Sealed electrical contacts form an important class of electrical contacts extensively used in electronic devices, electrical networks and the like. Since sealed electrical contacts are not exposed to the outside atmosphere, failures due to corrosive atmosphere or oxidation are greatly reduced. However, it is desirable to increase reliability and lifetime at higher switching currents and reduce failures due to organic or carbonaceous contaminants. Also of importance is the increased life of sealed contacts exposed to erosion due to cable discharges. In addition, it is desirable to simplify manufacture and reduce costs of materials without sacrificing operational characteristics and reliability.
An important class of sealed contacts is the reed contact. These types of contacts are often referred to as reed switches and reed relays. They are made of thin metal strips or reeds located in a (generally) inert atmosphere of a sealed envelope. The envelope is generally made of glass. Typically, the reeds enter into the envelope from opposite ends. The reeds are long enough to partially overlap one another and form electrical contacting surfaces. A means is provided for opening and closing the reed contacts. Most often, the reed is made of some resilient magnetic material and a magnetic field is used to move the reeds so that contact is made.
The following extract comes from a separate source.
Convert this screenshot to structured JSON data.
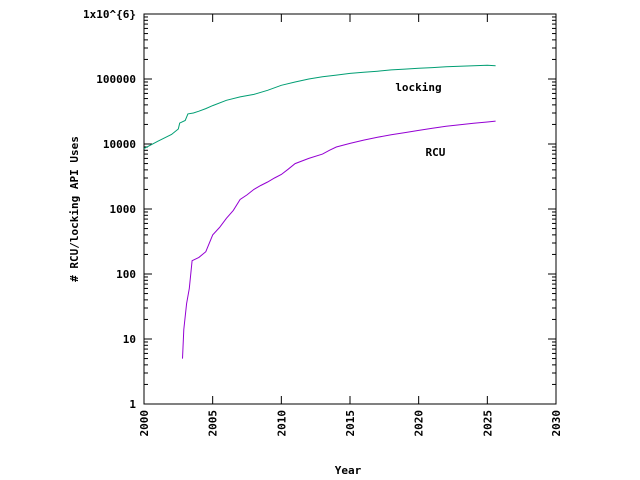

It is advantageous to have electrical contacts in these reed switches that are reliable and will continue to work reliably over long periods of time. In addition, reliable operation is desirable even where high currents and low voltages are used. Electrical contacts are also exposed to erosion from cabled discharges as well as failures from contact sticking. Reduction of the frequency of these failure modes and reduction in the cost of these devices are highly desirable. Typical reed switches are described by S. S. Coffin et al, U.S. Pat. No. 3,495,061 issued Feb. 10, 1970. The use of sputtered ruthenium as a contact material is described by J. A. Augis and L. L. Hines in I. E. E. E. Transactions Vol. CHMT-1 No. 1, March 1978, pages 46-53.